At first there was nary a leak to be found. Then a single verrryyy slow leaked popped up. Nothing that couldn't be remedied with a bucket. The leak was so slow that by the time a second drip fell, the first drip had nearly evaporated. I could live with that.
The next day, a second drip popped up near the base of the waterer which, to the hens, was like the most bitchin' day at the water park ever! In fact, they are so taken with the new leak that I don't think they have drank from the water that is in the bowl. No. They drink from the leak; the ever rapidly increasing leak. I'm exasperated and wonder if I shouldn't have just let the water trickle from the garden hose to begin with if they all like the dripping so much. I could have done without the waterer altogether.
My own very personal (three) thoughts on this whole thing: the jerk I dated in college may have been hyper-critical about the most mundane things (the way I tied my shoes, for example) but he turned me on to the wide world of garden hose gaskets and I thank him. My waterer may have a few leaks but the gaskets do minimize the leaking. He wasn't shy about using two gaskets at a time if necessary. When in doubt, double up on the gaskets.

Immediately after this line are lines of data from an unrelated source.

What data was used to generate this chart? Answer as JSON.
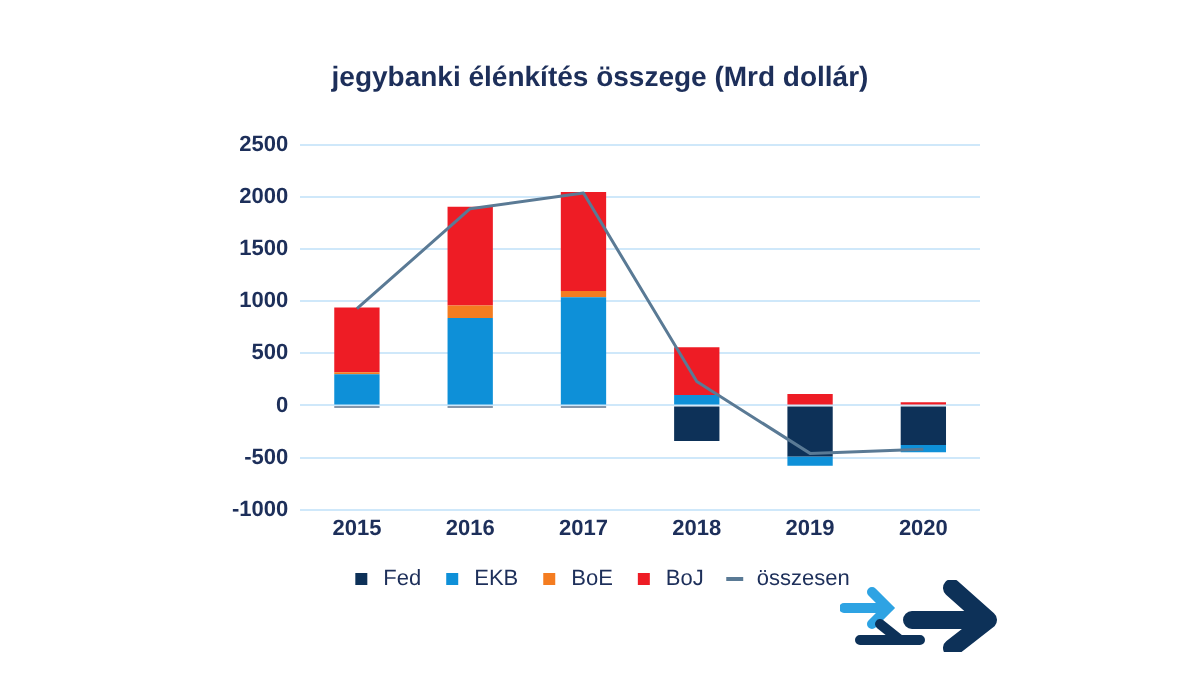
{
  "chart_data": {
    "type": "bar",
    "title": "jegybanki élénkítés összege (Mrd dollár)",
    "categories": [
      "2015",
      "2016",
      "2017",
      "2018",
      "2019",
      "2020"
    ],
    "stacked": true,
    "series": [
      {
        "name": "Fed",
        "color": "#0d3158",
        "values": [
          -20,
          -20,
          -20,
          -340,
          -490,
          -380
        ]
      },
      {
        "name": "EKB",
        "color": "#0e90d8",
        "values": [
          300,
          840,
          1040,
          100,
          -90,
          -70
        ]
      },
      {
        "name": "BoE",
        "color": "#f47c20",
        "values": [
          20,
          120,
          60,
          0,
          10,
          0
        ]
      },
      {
        "name": "BoJ",
        "color": "#ee1c25",
        "values": [
          620,
          950,
          950,
          460,
          100,
          30
        ]
      },
      {
        "name": "összesen",
        "type": "line",
        "color": "#5a7a95",
        "marker": "none",
        "values": [
          930,
          1890,
          2040,
          230,
          -460,
          -420
        ]
      }
    ],
    "ylim": [
      -1000,
      2500
    ],
    "yticks": [
      -1000,
      -500,
      0,
      500,
      1000,
      1500,
      2000,
      2500
    ],
    "grid": "y",
    "legend": "bottom"
  }
}
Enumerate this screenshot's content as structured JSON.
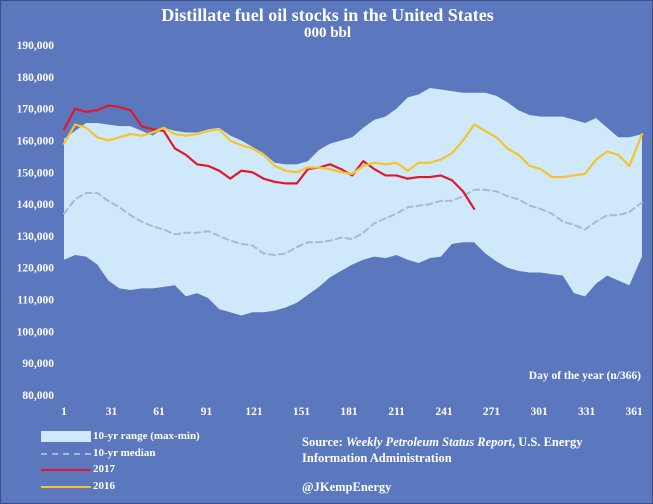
{
  "chart_data": {
    "type": "line",
    "title": "Distillate fuel oil stocks in the United States",
    "subtitle": "000 bbl",
    "xlabel": "Day of the year (n/366)",
    "ylabel": "",
    "xlim": [
      1,
      366
    ],
    "ylim": [
      80000,
      190000
    ],
    "xticks": [
      1,
      31,
      61,
      91,
      121,
      151,
      181,
      211,
      241,
      271,
      301,
      331,
      361
    ],
    "yticks": [
      80000,
      90000,
      100000,
      110000,
      120000,
      130000,
      140000,
      150000,
      160000,
      170000,
      180000,
      190000
    ],
    "ytick_labels": [
      "80,000",
      "90,000",
      "100,000",
      "110,000",
      "120,000",
      "130,000",
      "140,000",
      "150,000",
      "160,000",
      "170,000",
      "180,000",
      "190,000"
    ],
    "grid": false,
    "legend_position": "bottom-left",
    "range": {
      "name": "10-yr range (max-min)",
      "color": "#cfe9fb",
      "x": [
        1,
        8,
        15,
        22,
        29,
        36,
        43,
        50,
        57,
        64,
        71,
        78,
        85,
        92,
        99,
        106,
        113,
        120,
        127,
        134,
        141,
        148,
        155,
        162,
        169,
        176,
        183,
        190,
        197,
        204,
        211,
        218,
        225,
        232,
        239,
        246,
        253,
        260,
        267,
        274,
        281,
        288,
        295,
        302,
        309,
        316,
        323,
        330,
        337,
        344,
        351,
        358,
        366
      ],
      "max": [
        160500,
        163000,
        165500,
        165500,
        165000,
        164500,
        164500,
        163000,
        161500,
        164000,
        163000,
        162500,
        162500,
        163500,
        164000,
        161500,
        160000,
        158000,
        156000,
        153000,
        152500,
        152500,
        153500,
        157000,
        159000,
        160000,
        161000,
        164000,
        166500,
        167500,
        170000,
        173500,
        174500,
        176500,
        176000,
        175500,
        175000,
        175000,
        175000,
        174000,
        172000,
        169500,
        168000,
        167500,
        167500,
        167500,
        166500,
        165500,
        167000,
        164000,
        161000,
        161000,
        162000
      ],
      "min": [
        122500,
        124000,
        123500,
        121000,
        116000,
        113500,
        113000,
        113500,
        113500,
        114000,
        114500,
        111000,
        112000,
        110500,
        107000,
        106000,
        105000,
        106000,
        106000,
        106500,
        107500,
        109000,
        111500,
        114000,
        117000,
        119000,
        121000,
        122500,
        123500,
        123000,
        124000,
        122500,
        121500,
        123000,
        123500,
        127500,
        128000,
        128000,
        124500,
        122000,
        120000,
        119000,
        118500,
        118500,
        118000,
        117500,
        112000,
        111000,
        115000,
        117500,
        116000,
        114500,
        123500
      ]
    },
    "series": [
      {
        "name": "10-yr median",
        "color": "#a7b9d9",
        "dash": true,
        "x": [
          1,
          8,
          15,
          22,
          29,
          36,
          43,
          50,
          57,
          64,
          71,
          78,
          85,
          92,
          99,
          106,
          113,
          120,
          127,
          134,
          141,
          148,
          155,
          162,
          169,
          176,
          183,
          190,
          197,
          204,
          211,
          218,
          225,
          232,
          239,
          246,
          253,
          260,
          267,
          274,
          281,
          288,
          295,
          302,
          309,
          316,
          323,
          330,
          337,
          344,
          351,
          358,
          366
        ],
        "values": [
          137000,
          141500,
          143500,
          143500,
          141000,
          139000,
          136500,
          134500,
          133000,
          132000,
          130500,
          131000,
          131000,
          131500,
          130000,
          128500,
          127500,
          127000,
          124500,
          124000,
          124500,
          126500,
          128000,
          128000,
          128500,
          129500,
          129000,
          131000,
          134000,
          135500,
          137000,
          139000,
          139500,
          140000,
          141000,
          141000,
          142500,
          144500,
          144500,
          144000,
          142500,
          141500,
          139500,
          138500,
          137000,
          134500,
          133500,
          132000,
          134500,
          136500,
          136500,
          137500,
          140500
        ]
      },
      {
        "name": "2017",
        "color": "#e0182c",
        "dash": false,
        "x": [
          1,
          8,
          15,
          22,
          29,
          36,
          43,
          50,
          57,
          64,
          71,
          78,
          85,
          92,
          99,
          106,
          113,
          120,
          127,
          134,
          141,
          148,
          155,
          162,
          169,
          176,
          183,
          190,
          197,
          204,
          211,
          218,
          225,
          232,
          239,
          246,
          253,
          260
        ],
        "values": [
          163500,
          170000,
          169000,
          169500,
          171000,
          170500,
          169500,
          164500,
          163500,
          163000,
          157500,
          155500,
          152500,
          152000,
          150500,
          148000,
          150500,
          150000,
          148000,
          147000,
          146500,
          146500,
          151000,
          151500,
          152500,
          151000,
          149000,
          153500,
          151000,
          149000,
          149000,
          148000,
          148500,
          148500,
          149000,
          147500,
          144000,
          138500
        ]
      },
      {
        "name": "2016",
        "color": "#f7c32b",
        "dash": false,
        "x": [
          1,
          8,
          15,
          22,
          29,
          36,
          43,
          50,
          57,
          64,
          71,
          78,
          85,
          92,
          99,
          106,
          113,
          120,
          127,
          134,
          141,
          148,
          155,
          162,
          169,
          176,
          183,
          190,
          197,
          204,
          211,
          218,
          225,
          232,
          239,
          246,
          253,
          260,
          267,
          274,
          281,
          288,
          295,
          302,
          309,
          316,
          323,
          330,
          337,
          344,
          351,
          358,
          366
        ],
        "values": [
          159000,
          165000,
          164000,
          161000,
          160000,
          161000,
          162000,
          161500,
          162500,
          164000,
          162000,
          161500,
          162000,
          163000,
          163500,
          160000,
          158500,
          157500,
          155500,
          152000,
          150500,
          150000,
          151500,
          151500,
          151000,
          150000,
          149500,
          152000,
          153000,
          152500,
          153000,
          150500,
          153000,
          153000,
          154000,
          156000,
          160000,
          165000,
          163000,
          161000,
          157500,
          155500,
          152000,
          151000,
          148500,
          148500,
          149000,
          149500,
          154000,
          156500,
          155500,
          152000,
          162000
        ]
      }
    ]
  },
  "legend": [
    {
      "label": "10-yr range (max-min)",
      "kind": "band",
      "color": "#cfe9fb"
    },
    {
      "label": "10-yr median",
      "kind": "dash",
      "color": "#a7b9d9"
    },
    {
      "label": "2017",
      "kind": "line",
      "color": "#e0182c"
    },
    {
      "label": "2016",
      "kind": "line",
      "color": "#f7c32b"
    }
  ],
  "source": {
    "prefix": "Source: ",
    "italic": "Weekly Petroleum Status Report",
    "rest": ", U.S. Energy Information Administration"
  },
  "twitter": "@JKempEnergy"
}
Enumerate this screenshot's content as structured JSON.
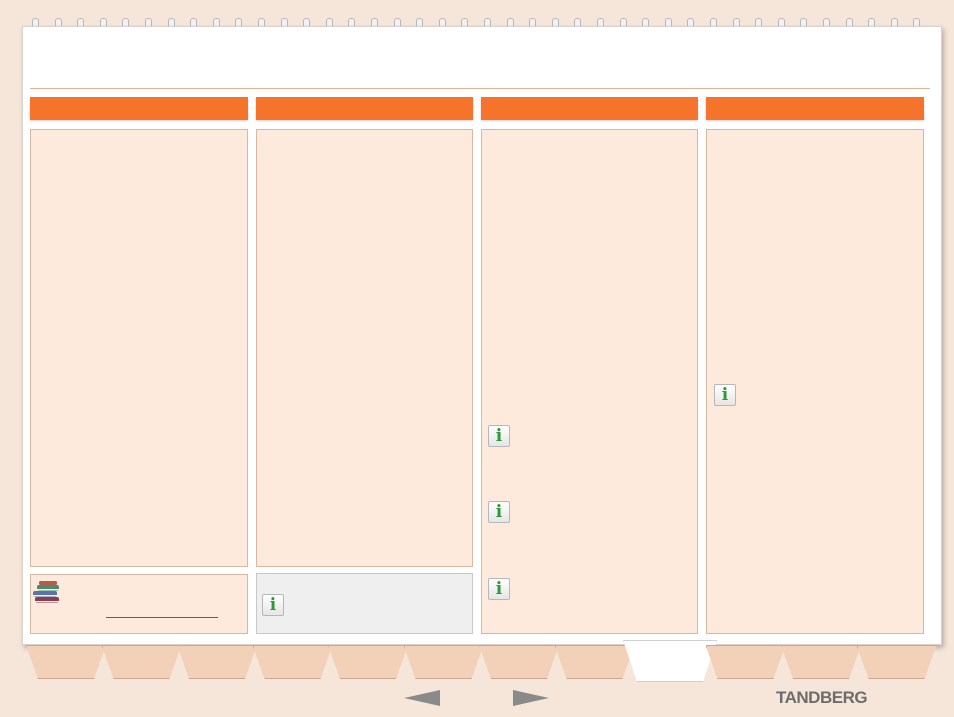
{
  "brand": {
    "logo_text": "TANDBERG"
  },
  "columns": [
    {
      "heading": ""
    },
    {
      "heading": ""
    },
    {
      "heading": ""
    },
    {
      "heading": ""
    }
  ],
  "icons": {
    "info": "info-icon",
    "books": "books-icon",
    "prev": "arrow-left-icon",
    "next": "arrow-right-icon"
  },
  "colors": {
    "accent": "#f5732b",
    "panel": "#fdeadc",
    "background": "#f6e6da"
  },
  "tabs": {
    "count": 12,
    "active_index": 8
  }
}
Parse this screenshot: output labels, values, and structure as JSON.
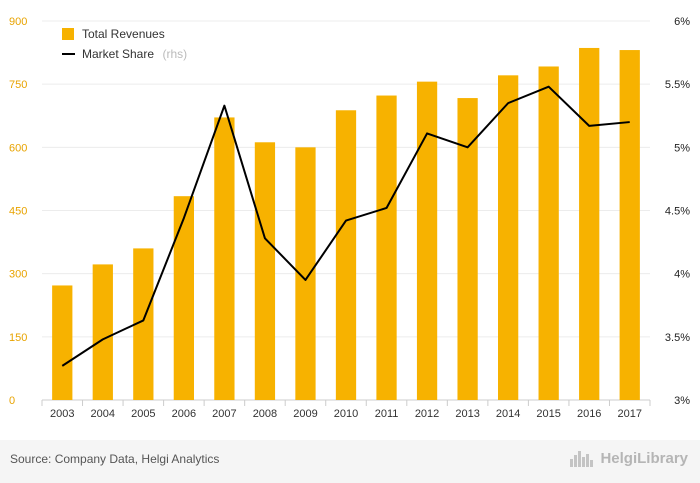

Secondly, YouTube has a video for everything. Michael uses it quite a bit. When I think to myself, what would Michael do - because I really want to do these things on my own without asking him for help every step of the way - he would go to YouTube. This is where I learned about dremeling out the backflow preventer.
Lastly, two thumbs up for clean drinking water. I love it, the birds love it, apparently the city loves it so much that they've required home owners to have maddening little contraptions attached to their spigots in an effort to maintain a clean drinking water supply.